INSPIRACIÓN
Entre los tesoros de piedras hiladas de infancia y estos sofisticados talismanes contemporáneos, corren noches de campo. La cúpula acústica de insectos invisibles en la oscuridad, algún refucilo de mínima luz que vuela sobre un par de ojos de oro, los trayectos de muchísimas alas de mariposas transparentes. Lluvia que engarza cuentas cristalinas en las puntas de las agujas de pino. Flores estructurales, un manto de estrellas silenciosas.

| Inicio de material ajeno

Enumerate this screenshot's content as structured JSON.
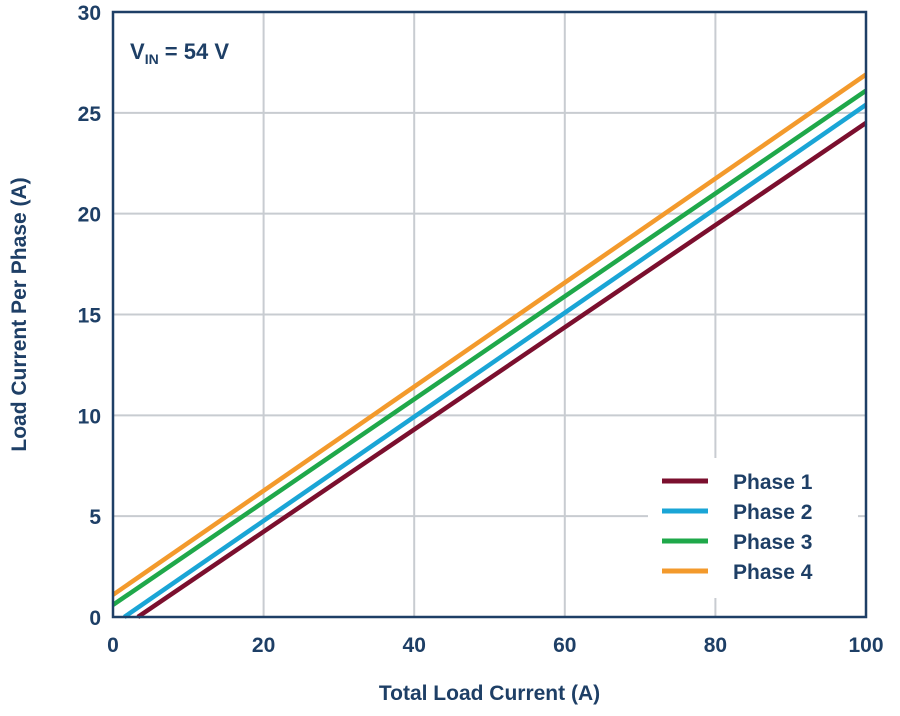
{
  "chart_data": {
    "type": "line",
    "xlabel": "Total Load Current (A)",
    "ylabel": "Load Current Per Phase (A)",
    "xlim": [
      0,
      100
    ],
    "ylim": [
      0,
      30
    ],
    "x_ticks": [
      0,
      20,
      40,
      60,
      80,
      100
    ],
    "y_ticks": [
      0,
      5,
      10,
      15,
      20,
      25,
      30
    ],
    "grid": true,
    "legend_position": "bottom-right",
    "annotation": {
      "main": "V",
      "subscript": "IN",
      "rest": " = 54 V"
    },
    "colors": {
      "axis_text": "#1e3f66",
      "frame": "#1e3f66",
      "grid": "#c8ccd1"
    },
    "series": [
      {
        "name": "Phase 1",
        "color": "#7b0f2e",
        "x": [
          3.3,
          100
        ],
        "y": [
          0,
          24.5
        ]
      },
      {
        "name": "Phase 2",
        "color": "#1aa5d6",
        "x": [
          1.5,
          100
        ],
        "y": [
          0,
          25.4
        ]
      },
      {
        "name": "Phase 3",
        "color": "#1fa84a",
        "x": [
          0,
          100
        ],
        "y": [
          0.6,
          26.1
        ]
      },
      {
        "name": "Phase 4",
        "color": "#f39a2c",
        "x": [
          0,
          100
        ],
        "y": [
          1.1,
          26.9
        ]
      }
    ]
  }
}
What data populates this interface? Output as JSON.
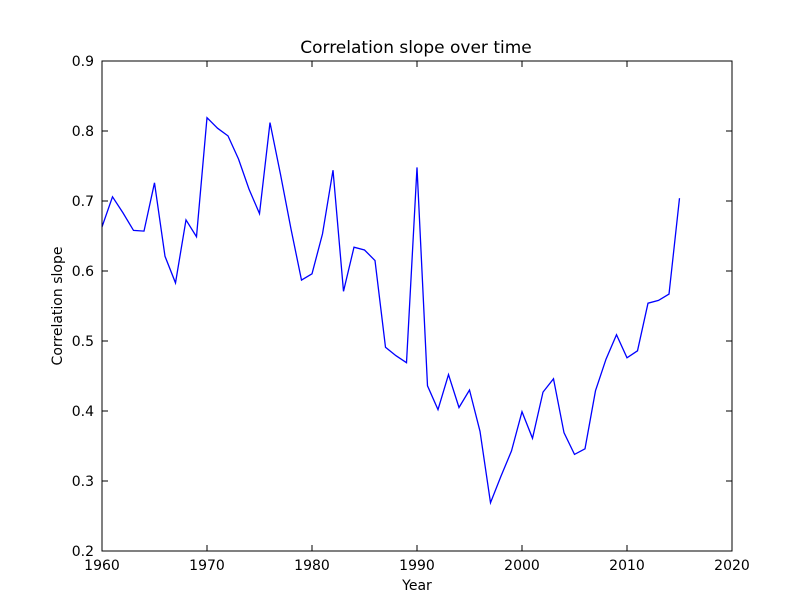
{
  "chart_data": {
    "type": "line",
    "title": "Correlation slope over time",
    "xlabel": "Year",
    "ylabel": "Correlation slope",
    "xlim": [
      1960,
      2020
    ],
    "ylim": [
      0.2,
      0.9
    ],
    "xticks": [
      1960,
      1970,
      1980,
      1990,
      2000,
      2010,
      2020
    ],
    "yticks": [
      0.2,
      0.3,
      0.4,
      0.5,
      0.6,
      0.7,
      0.8,
      0.9
    ],
    "xtick_labels": [
      "1960",
      "1970",
      "1980",
      "1990",
      "2000",
      "2010",
      "2020"
    ],
    "ytick_labels": [
      "0.2",
      "0.3",
      "0.4",
      "0.5",
      "0.6",
      "0.7",
      "0.8",
      "0.9"
    ],
    "grid": false,
    "legend": "none",
    "line_color": "#0000ff",
    "series": [
      {
        "x": [
          1960,
          1961,
          1962,
          1963,
          1964,
          1965,
          1966,
          1967,
          1968,
          1969,
          1970,
          1971,
          1972,
          1973,
          1974,
          1975,
          1976,
          1977,
          1978,
          1979,
          1980,
          1981,
          1982,
          1983,
          1984,
          1985,
          1986,
          1987,
          1988,
          1989,
          1990,
          1991,
          1992,
          1993,
          1994,
          1995,
          1996,
          1997,
          1998,
          1999,
          2000,
          2001,
          2002,
          2003,
          2004,
          2005,
          2006,
          2007,
          2008,
          2009,
          2010,
          2011,
          2012,
          2013,
          2014,
          2015
        ],
        "values": [
          0.663,
          0.706,
          0.683,
          0.658,
          0.657,
          0.726,
          0.621,
          0.583,
          0.673,
          0.649,
          0.819,
          0.804,
          0.793,
          0.76,
          0.717,
          0.682,
          0.812,
          0.738,
          0.66,
          0.587,
          0.596,
          0.653,
          0.744,
          0.571,
          0.634,
          0.63,
          0.615,
          0.491,
          0.479,
          0.469,
          0.748,
          0.436,
          0.402,
          0.452,
          0.405,
          0.43,
          0.371,
          0.269,
          0.307,
          0.343,
          0.399,
          0.361,
          0.427,
          0.446,
          0.369,
          0.338,
          0.346,
          0.429,
          0.474,
          0.509,
          0.476,
          0.486,
          0.554,
          0.558,
          0.567,
          0.704
        ]
      }
    ]
  }
}
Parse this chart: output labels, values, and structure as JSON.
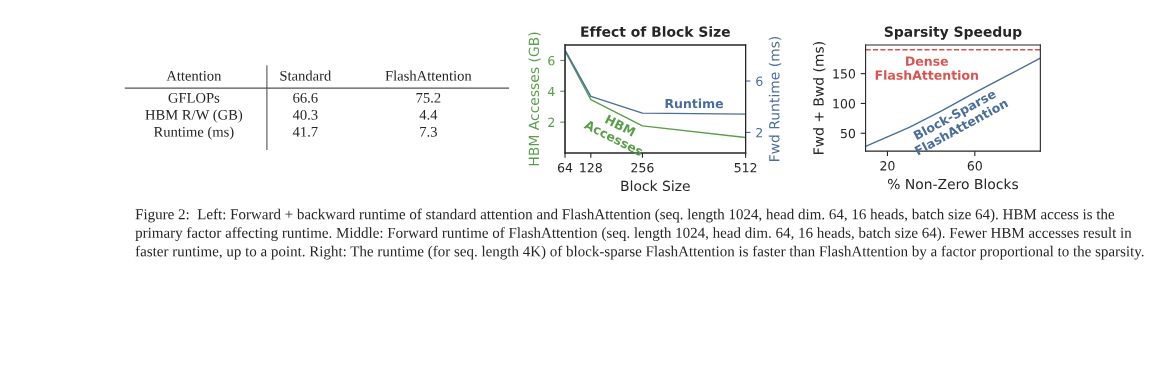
{
  "chart_data": [
    {
      "type": "other",
      "categories": [
        "Attention",
        "Standard",
        "FlashAttention"
      ],
      "y_categories": [
        "GFLOPs",
        "HBM R/W (GB)",
        "Runtime (ms)"
      ],
      "cell_labels": [
        [
          "66.6",
          "75.2"
        ],
        [
          "40.3",
          "4.4"
        ],
        [
          "41.7",
          "7.3"
        ]
      ],
      "annotations": [
        "Figure 2:  Left: Forward + backward runtime of standard attention and FlashAttention (seq. length 1024, head dim. 64, 16 heads, batch size 64). HBM access is the primary factor affecting runtime. Middle: Forward runtime of FlashAttention (seq. length 1024, head dim. 64, 16 heads, batch size 64). Fewer HBM accesses result in faster runtime, up to a point. Right: The runtime (for seq. length 4K) of block-sparse FlashAttention is faster than FlashAttention by a factor proportional to the sparsity."
      ]
    },
    {
      "type": "line",
      "title": "Effect of Block Size",
      "xlabel": "Block Size",
      "ylabel": "HBM Accesses (GB)",
      "y2label": "Fwd Runtime (ms)",
      "x": [
        64,
        128,
        256,
        512
      ],
      "xlim": [
        64,
        512
      ],
      "xticks": [
        64,
        128,
        256,
        512
      ],
      "ylim": [
        0,
        7
      ],
      "yticks": [
        2,
        4,
        6
      ],
      "y2lim": [
        0.4,
        8.8
      ],
      "y2ticks": [
        2,
        6
      ],
      "series": [
        {
          "name": "HBM\nAccesses",
          "color": "#5a9e4b",
          "values": [
            6.6,
            3.46,
            1.76,
            1.0
          ]
        },
        {
          "name": "Runtime",
          "color": "#4a6d99",
          "axis": "y2",
          "values": [
            8.4,
            4.8,
            3.5,
            3.42
          ]
        }
      ]
    },
    {
      "type": "line",
      "title": "Sparsity Speedup",
      "xlabel": "% Non-Zero Blocks",
      "ylabel": "Fwd + Bwd (ms)",
      "xlim": [
        10,
        90
      ],
      "xticks": [
        20,
        60
      ],
      "ylim": [
        20,
        198
      ],
      "yticks": [
        50,
        100,
        150
      ],
      "series": [
        {
          "name": "Block-Sparse\nFlashAttention",
          "color": "#4a6d99",
          "x": [
            10,
            20,
            30,
            45,
            60,
            75,
            90
          ],
          "values": [
            28,
            44,
            60,
            88,
            118,
            147,
            176
          ]
        }
      ],
      "ref_lines": [
        {
          "axis": "y",
          "value": 190,
          "label": "Dense\nFlashAttention",
          "color": "#d9534f",
          "line_style": "dashed"
        }
      ]
    }
  ]
}
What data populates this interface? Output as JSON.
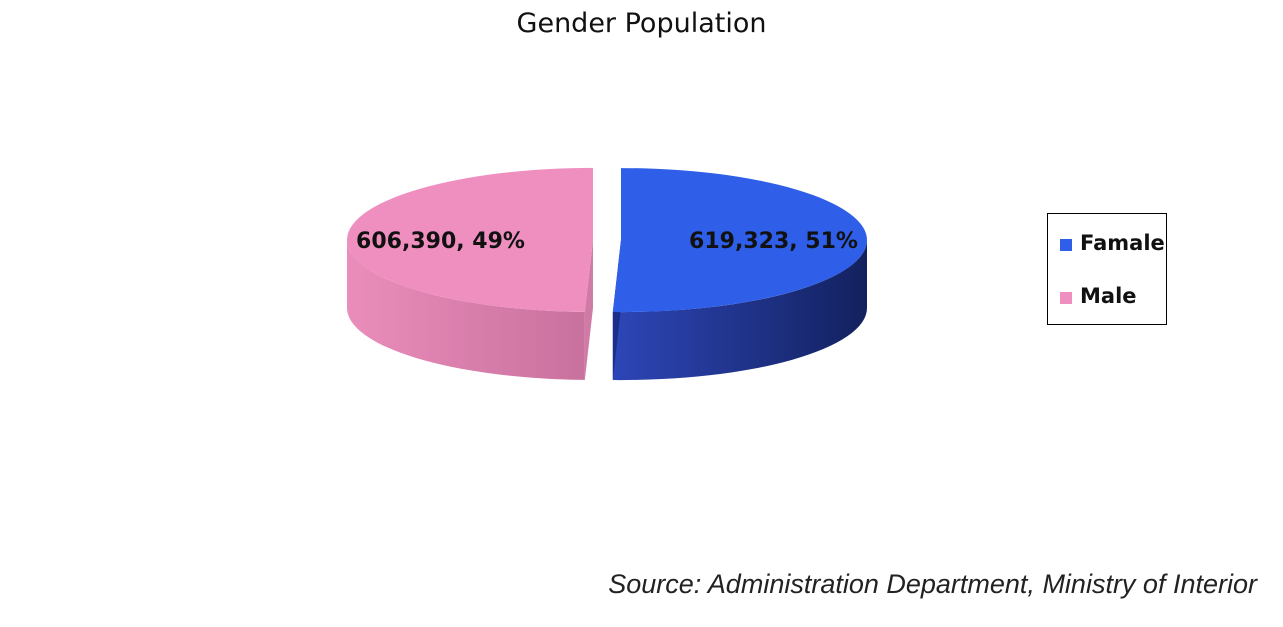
{
  "chart_data": {
    "type": "pie",
    "title": "Gender Population",
    "slices": [
      {
        "name": "Famale",
        "value": 619323,
        "percent": 51,
        "label": "619,323, 51%",
        "color": "#2f5fe8",
        "side_color": "#1b2f8a"
      },
      {
        "name": "Male",
        "value": 606390,
        "percent": 49,
        "label": "606,390, 49%",
        "color": "#ef8fbf",
        "side_color": "#d07aa6"
      }
    ],
    "legend": {
      "position": "right",
      "entries": [
        "Famale",
        "Male"
      ]
    },
    "style": "3d-exploded"
  },
  "source": "Source: Administration  Department, Ministry of Interior"
}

Celedonio-niño al crecer dedicaria una de sus vidas a traducir para nosotros el alma de los objetos. En un claro bosque, un callado chico que juega con los dedos observa y devora estos escenarios de su ficción y memoria: ellos le revelan el teatro del mundo. Oye en la trama susurros de contraseñas secretas, acuna con los dedos hilos de plata para que insectos muertos posen sus patas vegetales. Hojas voladas del refugio de sus libros crepitan como si fuera otoño, y frutos de cascaras traslúcidas se arremolinan desenroscando catedrales. Huesos esenciales de algún pájaro roto tintinean en contrapunto con las cuentas de un antiguo collar de perlas del cofre de la abuela.

En cada cuerpo que encienden, los objetos de Celedonio transmutan naturaleza inanimada por poderosos talismanes. Esta fuerza ancestral catapulta no la mera elección de usarlos, sino el deseo de intimar con ellos. La intimidad de un talismán y quien lo posee. Invocar este deseo, es el arte de Celedonio.